FACT: Raymond Zilinskas, UN Weapons Inspector in Iraq, states
"Although it has been theoretically possible for the Iraqis
to regain such weapons since 1991, the duplicity would have been
risky and expensive, and the probability of discovery very high"
(Chicago Tribune, February 1998). Scott Ritter, however, is more
blunt. "When you ask the question, 'Does Iraq possess militarily
viable biological or chemical weapons?' the answer is a resounding
'NO.' 'Can Iraq produce today chemical weapons on a meaningful
scale?' 'NO!' It is 'no' across the board. So from a qualitative
standpoint, Iraq has been disarmed. Iraq today possesses no meaningful
weapons of mass destruction capability" (June 1999 FOR interview).
MYTH: The United Nations levied the sanctions against Iraq,
so the United States is not to blame.
FACT: Van Sponeck addresses this point head on. "The
UN doesn't impose sanctions. It's the UN Security Council member
governments who come together and impose sanctions... I don't
see the distinction between US sanctions, in broad terms, and
what is done and coming out of the Security Council of the UN.

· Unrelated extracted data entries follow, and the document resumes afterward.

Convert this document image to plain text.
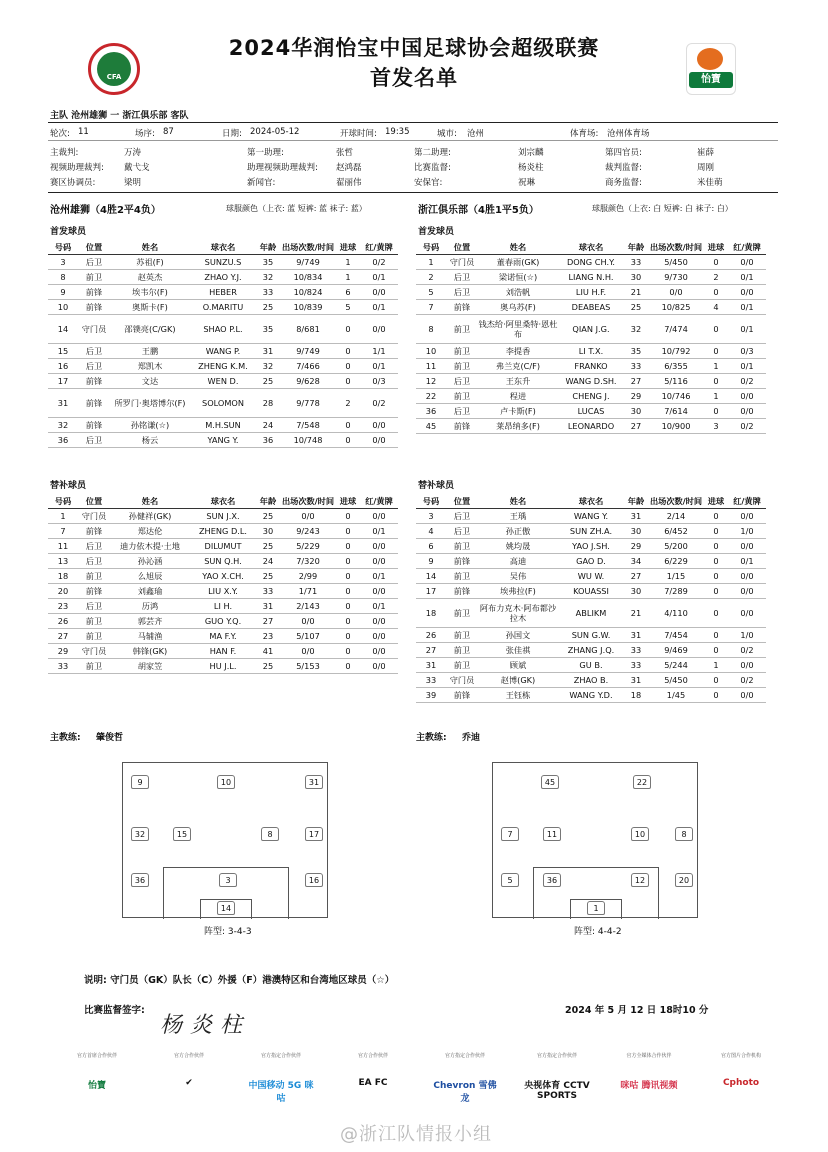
2024华润怡宝中国足球协会超级联赛
首发名单
CFA	怡寶
主队 沧州雄狮 一 浙江俱乐部 客队
轮次: 11	场序: 87	日期: 2024-05-12	开球时间: 19:35	城市: 沧州	体育场: 沧州体育场
主裁判:	万涛	第一助理:	张哲	第二助理:	刘宗麟	第四官员:	崔薛
视频助理裁判: 戴弋戈	助理视频助理裁判: 赵鸿磊	比赛监督:	杨炎柱	裁判监督:	周刚
赛区协调员:	梁明	新闻官:	翟丽伟	安保官:	祝琳	商务监督:	米佳萌
沧州雄狮（4胜2平4负）	球服颜色（上衣: 蓝 短裤: 蓝 袜子: 蓝）	浙江俱乐部（4胜1平5负）	球服颜色（上衣: 白 短裤: 白 袜子: 白）
首发球员	首发球员
号码	位置	姓名	球衣名	年龄	出场次数/时间	进球	红/黄牌
3	后卫	苏祖(F)	SUNZU.S	35	9/749	1	0/2
8	前卫	赵英杰	ZHAO Y.J.	32	10/834	1	0/1
9	前锋	埃韦尔(F)	HEBER	33	10/824	6	0/0
10	前锋	奥斯卡(F)	O.MARITU	25	10/839	5	0/1
14	守门员	邵镤亮(C/GK)	SHAO P.L.	35	8/681	0	0/0
15	后卫	王鹏	WANG P.	31	9/749	0	1/1
16	后卫	郑凯木	ZHENG K.M.	32	7/466	0	0/1
17	前锋	文达	WEN D.	25	9/628	0	0/3
31	前锋	所罗门·奥塔博尔(F)	SOLOMON	28	9/778	2	0/2
32	前锋	孙铭谦(☆)	M.H.SUN	24	7/548	0	0/0
36	后卫	杨云	YANG Y.	36	10/748	0	0/0
号码	位置	姓名	球衣名	年龄	出场次数/时间	进球	红/黄牌
1	守门员	董春雨(GK)	DONG CH.Y.	33	5/450	0	0/0
2	后卫	梁诺恒(☆)	LIANG N.H.	30	9/730	2	0/1
5	后卫	刘浩帆	LIU H.F.	21	0/0	0	0/0
7	前锋	奥乌苏(F)	DEABEAS	25	10/825	4	0/1
8	前卫	钱杰给·阿里桑特·恩杜布	QIAN J.G.	32	7/474	0	0/1
10	前卫	李提香	LI T.X.	35	10/792	0	0/3
11	前卫	弗兰克(C/F)	FRANKO	33	6/355	1	0/1
12	后卫	王东升	WANG D.SH.	27	5/116	0	0/2
22	前卫	程进	CHENG J.	29	10/746	1	0/0
36	后卫	卢卡斯(F)	LUCAS	30	7/614	0	0/0
45	前锋	莱昂纳多(F)	LEONARDO	27	10/900	3	0/2
替补球员	替补球员
号码	位置	姓名	球衣名	年龄	出场次数/时间	进球	红/黄牌
1	守门员	孙健祥(GK)	SUN J.X.	25	0/0	0	0/0
7	前锋	郑达伦	ZHENG D.L.	30	9/243	0	0/1
11	后卫	迪力依木提·土地	DILUMUT	25	5/229	0	0/0
13	后卫	孙沁涵	SUN Q.H.	24	7/320	0	0/0
18	前卫	么旭辰	YAO X.CH.	25	2/99	0	0/1
20	前锋	刘鑫瑜	LIU X.Y.	33	1/71	0	0/0
23	后卫	历鸿	LI H.	31	2/143	0	0/1
26	前卫	郭芸齐	GUO Y.Q.	27	0/0	0	0/0
27	前卫	马辅渔	MA F.Y.	23	5/107	0	0/0
29	守门员	韩锋(GK)	HAN F.	41	0/0	0	0/0
33	前卫	胡家笠	HU J.L.	25	5/153	0	0/0
号码	位置	姓名	球衣名	年龄	出场次数/时间	进球	红/黄牌
3	后卫	王瑀	WANG Y.	31	2/14	0	0/0
4	后卫	孙正傲	SUN ZH.A.	30	6/452	0	1/0
6	前卫	姚均晟	YAO J.SH.	29	5/200	0	0/0
9	前锋	高迪	GAO D.	34	6/229	0	0/1
14	前卫	吴伟	WU W.	27	1/15	0	0/0
17	前锋	埃弗拉(F)	KOUASSI	30	7/289	0	0/0
18	前卫	阿布力克木·阿布都沙拉木	ABLIKM	21	4/110	0	0/0
26	前卫	孙国文	SUN G.W.	31	7/454	0	1/0
27	前卫	张佳祺	ZHANG J.Q.	33	9/469	0	0/2
31	前卫	顾斌	GU B.	33	5/244	1	0/0
33	守门员	赵博(GK)	ZHAO B.	31	5/450	0	0/2
39	前锋	王钰栋	WANG Y.D.	18	1/45	0	0/0
主教练: 肇俊哲	主教练: 乔迪
9	10	31
32	15	8	17
36	3	16
14
阵型: 3-4-3
45	22
7	11	10	8
5	36	12	20
1
阵型: 4-4-2
说明: 守门员（GK）队长（C）外援（F）港澳特区和台湾地区球员（☆）
比赛监督签字:
杨炎柱
2024 年 5 月 12 日 18时10 分
官方首席合作伙伴
怡寶
官方合作伙伴
✔
官方指定合作伙伴
中国移动 5G 咪咕
官方合作伙伴
EA FC
官方指定合作伙伴
Chevron 雪佛龙
官方指定合作伙伴
央视体育 CCTV SPORTS
官方全媒体合作伙伴
咪咕 腾讯视频
官方图片合作机构
Cphoto
@浙江队情报小组
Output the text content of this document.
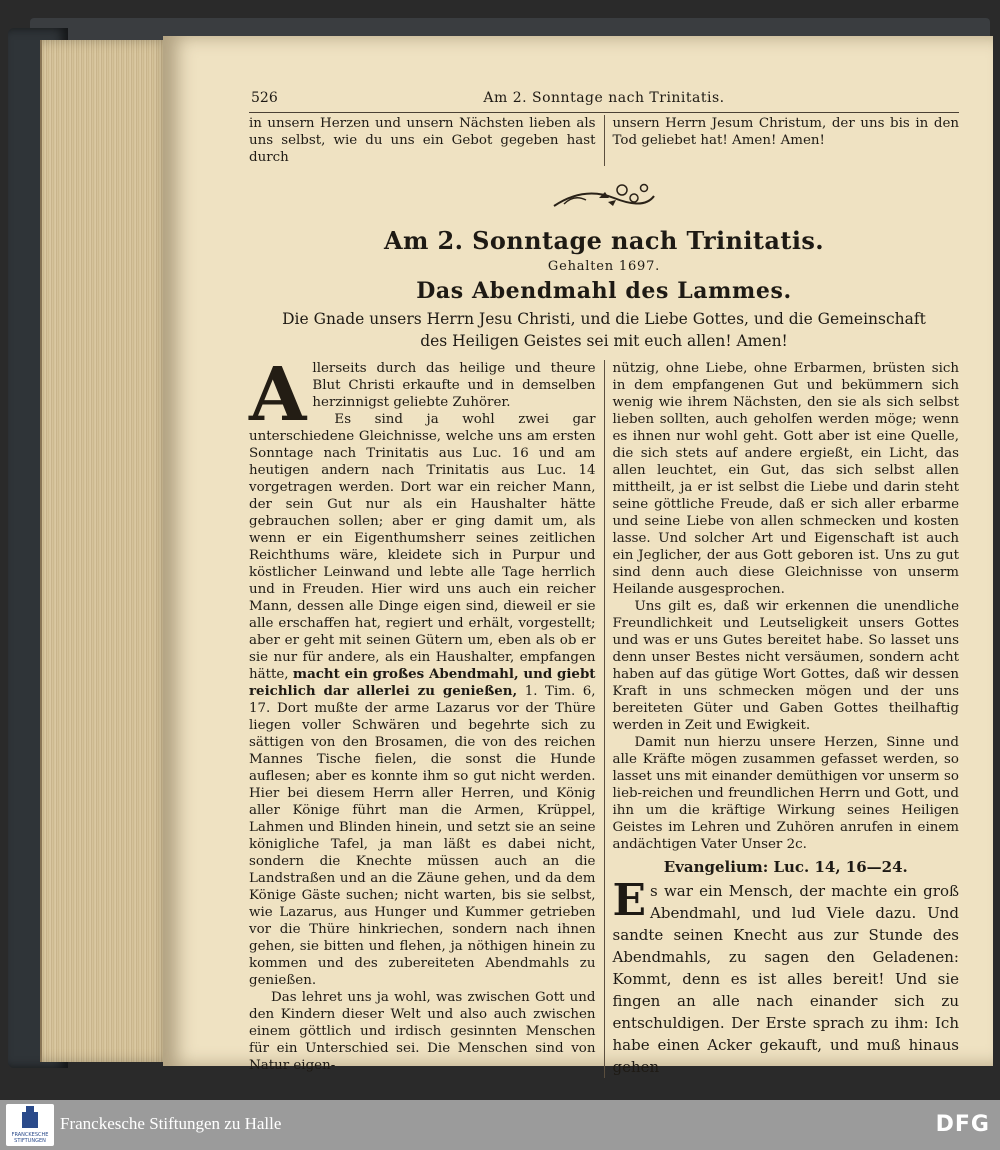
526	Am 2. Sonntage nach Trinitatis.
in unsern Herzen und unsern Nächsten lieben als uns selbst, wie du uns ein Gebot gegeben hast durch
unsern Herrn Jesum Christum, der uns bis in den Tod geliebet hat! Amen! Amen!
Am 2. Sonntage nach Trinitatis.
Gehalten 1697.
Das Abendmahl des Lammes.
Die Gnade unsers Herrn Jesu Christi, und die Liebe Gottes, und die Gemeinschaft des Heiligen Geistes sei mit euch allen! Amen!

Allerseits durch das heilige und theure Blut Christi erkaufte und in demselben herzinnigst geliebte Zuhörer.

Es sind ja wohl zwei gar unterschiedene Gleichnisse, welche uns am ersten Sonntage nach Trinitatis aus Luc. 16 und am heutigen andern nach Trinitatis aus Luc. 14 vorgetragen werden. Dort war ein reicher Mann, der sein Gut nur als ein Haushalter hätte gebrauchen sollen; aber er ging damit um, als wenn er ein Eigenthumsherr seines zeitlichen Reichthums wäre, kleidete sich in Purpur und köstlicher Leinwand und lebte alle Tage herrlich und in Freuden. Hier wird uns auch ein reicher Mann, dessen alle Dinge eigen sind, dieweil er sie alle erschaffen hat, regiert und erhält, vorgestellt; aber er geht mit seinen Gütern um, eben als ob er sie nur für andere, als ein Haushalter, empfangen hätte, macht ein großes Abendmahl, und giebt reichlich dar allerlei zu genießen, 1. Tim. 6, 17. Dort mußte der arme Lazarus vor der Thüre liegen voller Schwären und begehrte sich zu sättigen von den Brosamen, die von des reichen Mannes Tische fielen, die sonst die Hunde auflesen; aber es konnte ihm so gut nicht werden. Hier bei diesem Herrn aller Herren, und König aller Könige führt man die Armen, Krüppel, Lahmen und Blinden hinein, und setzt sie an seine königliche Tafel, ja man läßt es dabei nicht, sondern die Knechte müssen auch an die Landstraßen und an die Zäune gehen, und da dem Könige Gäste suchen; nicht warten, bis sie selbst, wie Lazarus, aus Hunger und Kummer getrieben vor die Thüre hinkriechen, sondern nach ihnen gehen, sie bitten und flehen, ja nöthigen hinein zu kommen und des zubereiteten Abendmahls zu genießen.

Das lehret uns ja wohl, was zwischen Gott und den Kindern dieser Welt und also auch zwischen einem göttlich und irdisch gesinnten Menschen für ein Unterschied sei. Die Menschen sind von Natur eigen-

nützig, ohne Liebe, ohne Erbarmen, brüsten sich in dem empfangenen Gut und bekümmern sich wenig wie ihrem Nächsten, den sie als sich selbst lieben sollten, auch geholfen werden möge; wenn es ihnen nur wohl geht. Gott aber ist eine Quelle, die sich stets auf andere ergießt, ein Licht, das allen leuchtet, ein Gut, das sich selbst allen mittheilt, ja er ist selbst die Liebe und darin steht seine göttliche Freude, daß er sich aller erbarme und seine Liebe von allen schmecken und kosten lasse. Und solcher Art und Eigenschaft ist auch ein Jeglicher, der aus Gott geboren ist. Uns zu gut sind denn auch diese Gleichnisse von unserm Heilande ausgesprochen.

Uns gilt es, daß wir erkennen die unendliche Freundlichkeit und Leutseligkeit unsers Gottes und was er uns Gutes bereitet habe. So lasset uns denn unser Bestes nicht versäumen, sondern acht haben auf das gütige Wort Gottes, daß wir dessen Kraft in uns schmecken mögen und der uns bereiteten Güter und Gaben Gottes theilhaftig werden in Zeit und Ewigkeit.

Damit nun hierzu unsere Herzen, Sinne und alle Kräfte mögen zusammen gefasset werden, so lasset uns mit einander demüthigen vor unserm so lieb-reichen und freundlichen Herrn und Gott, und ihn um die kräftige Wirkung seines Heiligen Geistes im Lehren und Zuhören anrufen in einem andächtigen Vater Unser 2c.

Evangelium: Luc. 14, 16—24.

Es war ein Mensch, der machte ein groß Abendmahl, und lud Viele dazu. Und sandte seinen Knecht aus zur Stunde des Abendmahls, zu sagen den Geladenen: Kommt, denn es ist alles bereit! Und sie fingen an alle nach einander sich zu entschuldigen. Der Erste sprach zu ihm: Ich habe einen Acker gekauft, und muß hinaus gehen

FRANCKESCHE STIFTUNGEN
Franckesche Stiftungen zu Halle	DFG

The leader in the discussion for the sanctions is the US side
and they are the ones, together with the British, that have devised
many of the special provisions that govern the implementation
of the 986 [oil-for-food] program. They are coming together, in
that Security Council of 15 nations and work as a team, and that's
the outcome, but I don't see a separate US sanction regime that
is markedly different from the UN Security Council regime"

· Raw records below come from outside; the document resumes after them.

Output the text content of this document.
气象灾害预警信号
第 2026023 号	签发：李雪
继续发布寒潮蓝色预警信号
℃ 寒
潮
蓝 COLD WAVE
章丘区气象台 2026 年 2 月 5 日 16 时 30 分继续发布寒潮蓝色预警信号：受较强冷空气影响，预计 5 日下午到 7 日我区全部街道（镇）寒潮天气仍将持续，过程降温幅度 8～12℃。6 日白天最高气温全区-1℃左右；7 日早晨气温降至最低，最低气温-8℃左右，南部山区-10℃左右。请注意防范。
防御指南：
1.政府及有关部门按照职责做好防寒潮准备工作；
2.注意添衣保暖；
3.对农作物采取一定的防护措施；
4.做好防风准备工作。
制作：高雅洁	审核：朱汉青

(The Fire This Time, April 1999).
August 6 of this year marked 11 years of malnutrition, 132
months of disease, and 4,017 days of undrinkable water. Every
few hours another child dies-a child who knew nothing of the "Persian
Gulf War," nothing of the oil-for-food program, and nothing
of weapons inspections. The child only knew that she wanted to
live. How many more parents must weep at their fallen children
before we realize what we have done?